On 24 November 2021 it was reported that he had signed for Wakefield Trinity in the Super League.

===2023===
Whitbread played 16 games for Wakefield Trinity in the Super League XXVIII season as the club finished bottom of the table and were relegated to the RFL Championship which ended their 24-year stay in the top flight.

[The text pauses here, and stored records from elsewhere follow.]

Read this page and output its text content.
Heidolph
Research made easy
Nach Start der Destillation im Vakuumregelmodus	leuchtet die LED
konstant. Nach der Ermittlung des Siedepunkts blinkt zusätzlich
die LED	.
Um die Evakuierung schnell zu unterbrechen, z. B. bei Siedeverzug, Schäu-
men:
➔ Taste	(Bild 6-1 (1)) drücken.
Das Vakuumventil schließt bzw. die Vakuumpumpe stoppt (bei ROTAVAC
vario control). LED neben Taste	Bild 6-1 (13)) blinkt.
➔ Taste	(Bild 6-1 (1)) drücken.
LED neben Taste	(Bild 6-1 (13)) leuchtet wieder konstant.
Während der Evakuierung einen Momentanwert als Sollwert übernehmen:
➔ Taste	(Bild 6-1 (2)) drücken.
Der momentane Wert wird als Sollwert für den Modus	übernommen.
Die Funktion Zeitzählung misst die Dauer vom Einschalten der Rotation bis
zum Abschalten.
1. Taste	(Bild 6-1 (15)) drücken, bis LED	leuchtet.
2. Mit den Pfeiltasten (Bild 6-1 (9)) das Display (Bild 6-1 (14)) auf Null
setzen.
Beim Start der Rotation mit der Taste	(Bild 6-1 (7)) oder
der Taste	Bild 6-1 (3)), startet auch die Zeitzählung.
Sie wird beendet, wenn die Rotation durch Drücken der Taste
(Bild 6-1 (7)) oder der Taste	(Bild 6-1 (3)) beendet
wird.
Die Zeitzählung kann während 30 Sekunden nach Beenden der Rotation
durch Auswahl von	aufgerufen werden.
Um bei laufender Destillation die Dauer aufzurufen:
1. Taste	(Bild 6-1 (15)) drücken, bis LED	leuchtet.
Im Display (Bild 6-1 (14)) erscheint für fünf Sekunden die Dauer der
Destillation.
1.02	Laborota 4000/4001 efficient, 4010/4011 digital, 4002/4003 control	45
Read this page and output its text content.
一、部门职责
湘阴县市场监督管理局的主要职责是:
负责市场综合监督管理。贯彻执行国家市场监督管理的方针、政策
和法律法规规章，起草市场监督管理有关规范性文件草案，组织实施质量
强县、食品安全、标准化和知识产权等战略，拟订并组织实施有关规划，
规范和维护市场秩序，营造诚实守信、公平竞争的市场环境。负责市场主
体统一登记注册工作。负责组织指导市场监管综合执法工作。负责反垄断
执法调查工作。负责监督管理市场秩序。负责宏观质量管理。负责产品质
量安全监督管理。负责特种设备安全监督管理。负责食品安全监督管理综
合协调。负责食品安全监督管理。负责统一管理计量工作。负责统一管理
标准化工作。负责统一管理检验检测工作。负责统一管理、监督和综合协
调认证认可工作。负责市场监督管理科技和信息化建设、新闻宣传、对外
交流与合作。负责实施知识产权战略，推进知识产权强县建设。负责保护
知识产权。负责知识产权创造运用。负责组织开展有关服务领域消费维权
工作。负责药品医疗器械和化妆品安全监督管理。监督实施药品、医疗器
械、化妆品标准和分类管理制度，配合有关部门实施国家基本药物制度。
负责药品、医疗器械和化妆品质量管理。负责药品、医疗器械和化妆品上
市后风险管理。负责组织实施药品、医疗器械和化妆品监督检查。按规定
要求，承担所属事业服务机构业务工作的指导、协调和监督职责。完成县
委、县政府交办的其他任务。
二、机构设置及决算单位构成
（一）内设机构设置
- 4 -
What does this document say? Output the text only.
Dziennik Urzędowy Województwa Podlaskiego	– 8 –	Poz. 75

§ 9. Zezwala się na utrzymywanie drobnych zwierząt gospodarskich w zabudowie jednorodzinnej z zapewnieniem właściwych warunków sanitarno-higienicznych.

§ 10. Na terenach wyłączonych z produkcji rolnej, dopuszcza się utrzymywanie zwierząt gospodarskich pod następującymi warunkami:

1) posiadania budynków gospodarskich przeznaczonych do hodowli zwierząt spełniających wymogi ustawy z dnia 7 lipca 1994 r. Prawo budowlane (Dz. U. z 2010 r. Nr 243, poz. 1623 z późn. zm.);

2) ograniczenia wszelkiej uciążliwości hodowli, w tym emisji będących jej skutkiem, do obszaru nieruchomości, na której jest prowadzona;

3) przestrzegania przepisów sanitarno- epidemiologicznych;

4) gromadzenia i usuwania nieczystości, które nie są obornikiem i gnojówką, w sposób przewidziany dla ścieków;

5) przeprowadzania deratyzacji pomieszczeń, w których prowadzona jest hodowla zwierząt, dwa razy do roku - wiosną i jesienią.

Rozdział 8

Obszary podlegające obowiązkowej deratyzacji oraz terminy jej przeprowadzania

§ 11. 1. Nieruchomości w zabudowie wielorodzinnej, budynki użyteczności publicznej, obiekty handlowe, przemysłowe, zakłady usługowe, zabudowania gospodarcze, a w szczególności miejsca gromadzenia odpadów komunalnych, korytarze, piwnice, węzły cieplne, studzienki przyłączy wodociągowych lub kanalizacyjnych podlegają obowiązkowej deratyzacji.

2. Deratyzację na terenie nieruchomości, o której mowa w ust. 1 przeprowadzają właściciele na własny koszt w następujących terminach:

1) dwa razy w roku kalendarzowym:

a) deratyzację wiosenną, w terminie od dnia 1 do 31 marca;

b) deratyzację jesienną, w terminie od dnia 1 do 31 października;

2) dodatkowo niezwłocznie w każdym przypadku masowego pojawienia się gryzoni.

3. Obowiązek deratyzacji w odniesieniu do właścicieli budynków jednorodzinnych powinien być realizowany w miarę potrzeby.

On 3 October 2023 it was reported that he had signed for Hull KR following the relegation of Wakefield Trinity.

===2024===
Whitbread made his club debut for Hull Kingston Rovers against arch-rivals Hull F.C. in round 1 of the 2024 Super League season. Hull Kingston Rovers would win the match 22-0.
On 12 October, Whitbread played in Hull Kingston Rovers 2024 Super League Grand Final loss against Wigan.

===2025===
In round 3 of the 2025 Super League season, Whitbread scored two tries for Hull Kingston Rovers in their 42-0 win over Salford.
On 7 June, Whitbread played in Hull Kingston Rovers 8-6 Challenge Cup final victory over Warrington. It was the clubs first major trophy in 40 years.
On 18 September, Whitbread played in Hull Kingston Rovers victory over Warrington which saw the club win the League Leaders Shield in the last game of the regular season
On 9 October, Whitbread played in Hull Kingston Rovers 2025 Super League Grand Final victory over Wigan.

===2026===
On 19 February, Whitbread played in Hull Kingston Rovers World Club Challenge victory against Brisbane.